Background: We assessed whether treatment interruptions induce selection of mutations associated with drug resistance in the Swiss-Spanish Intermittent Treatment Trial (SSITT). Patients had been on HAART without previous failure and had undetectable viraemia for at least 6 months. Their HAART was interrupted for 2 weeks and restarted for 8 weeks. After four of these cycles, treatment was definitively interrupted at week 40.
Methods: Genotypic resistance testing was performed in 87/97 Swiss patients: in those failing treatment before week 40, at the time of first viral rebound > 500 copies/ml off treatment and preceding failure to reach RNA < 50 copies/ml after 8 weeks of re-treatment; for patients without virological failure, on the first sample with HIV-1 RNA > 1000 copies/ml after week 40.

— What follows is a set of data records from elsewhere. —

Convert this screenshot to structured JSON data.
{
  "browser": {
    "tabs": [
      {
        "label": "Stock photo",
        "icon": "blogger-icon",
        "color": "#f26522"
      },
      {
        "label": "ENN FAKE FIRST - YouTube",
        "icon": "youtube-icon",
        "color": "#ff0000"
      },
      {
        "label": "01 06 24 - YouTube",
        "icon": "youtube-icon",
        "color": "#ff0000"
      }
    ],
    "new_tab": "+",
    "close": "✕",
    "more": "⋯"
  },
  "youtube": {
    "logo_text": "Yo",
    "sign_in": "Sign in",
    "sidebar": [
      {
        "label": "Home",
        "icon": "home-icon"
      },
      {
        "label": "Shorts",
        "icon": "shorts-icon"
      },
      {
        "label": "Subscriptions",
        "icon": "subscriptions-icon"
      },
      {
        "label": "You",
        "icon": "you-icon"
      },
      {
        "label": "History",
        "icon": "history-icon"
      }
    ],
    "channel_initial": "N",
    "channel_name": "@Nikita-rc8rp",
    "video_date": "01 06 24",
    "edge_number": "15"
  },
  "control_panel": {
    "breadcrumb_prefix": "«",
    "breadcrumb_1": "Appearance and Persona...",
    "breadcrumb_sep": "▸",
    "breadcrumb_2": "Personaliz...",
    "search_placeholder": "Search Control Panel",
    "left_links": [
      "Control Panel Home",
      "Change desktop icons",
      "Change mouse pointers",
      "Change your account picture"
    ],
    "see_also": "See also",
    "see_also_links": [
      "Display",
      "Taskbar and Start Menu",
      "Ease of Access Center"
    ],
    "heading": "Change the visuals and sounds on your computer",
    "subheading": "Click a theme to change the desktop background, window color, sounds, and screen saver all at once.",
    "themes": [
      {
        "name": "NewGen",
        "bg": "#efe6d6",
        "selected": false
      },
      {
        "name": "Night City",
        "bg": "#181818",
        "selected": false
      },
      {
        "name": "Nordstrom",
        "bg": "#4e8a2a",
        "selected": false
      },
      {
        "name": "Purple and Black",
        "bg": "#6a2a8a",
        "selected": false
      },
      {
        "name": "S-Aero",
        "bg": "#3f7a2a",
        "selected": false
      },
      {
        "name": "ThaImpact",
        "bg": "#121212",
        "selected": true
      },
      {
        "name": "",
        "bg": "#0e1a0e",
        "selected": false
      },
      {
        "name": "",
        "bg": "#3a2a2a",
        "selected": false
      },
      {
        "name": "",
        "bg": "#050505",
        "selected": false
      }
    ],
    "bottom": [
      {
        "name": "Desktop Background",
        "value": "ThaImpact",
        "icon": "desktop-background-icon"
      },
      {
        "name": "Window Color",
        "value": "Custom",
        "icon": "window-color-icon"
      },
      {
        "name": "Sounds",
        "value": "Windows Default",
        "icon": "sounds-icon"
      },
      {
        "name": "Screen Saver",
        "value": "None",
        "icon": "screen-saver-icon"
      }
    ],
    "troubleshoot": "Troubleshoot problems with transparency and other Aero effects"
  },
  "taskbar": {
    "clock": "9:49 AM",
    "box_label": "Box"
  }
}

Results: Mutations associated with drug resistance were detected in 9/25 (36%) patients with virological failure during the first 40 weeks and in 6/59 (10%) patients after week 40. Overall, drug resistance mutations were detected in 17% of patients, all but two with the 184V/I mutation. Among the 74 patients receiving lamivudine, the M184V/I mutation was detected in 13/74 (17.6%) patients. A wild-type codon at position 184 was detected in previous samples in all but two. The relative risk for virological failure was 2.55-fold higher in patients with the M184V/I mutation than in patients without detectable mutation (P=0.007).
Conclusions: The M184V/I mutation is frequently selected during repeated treatment interruptions.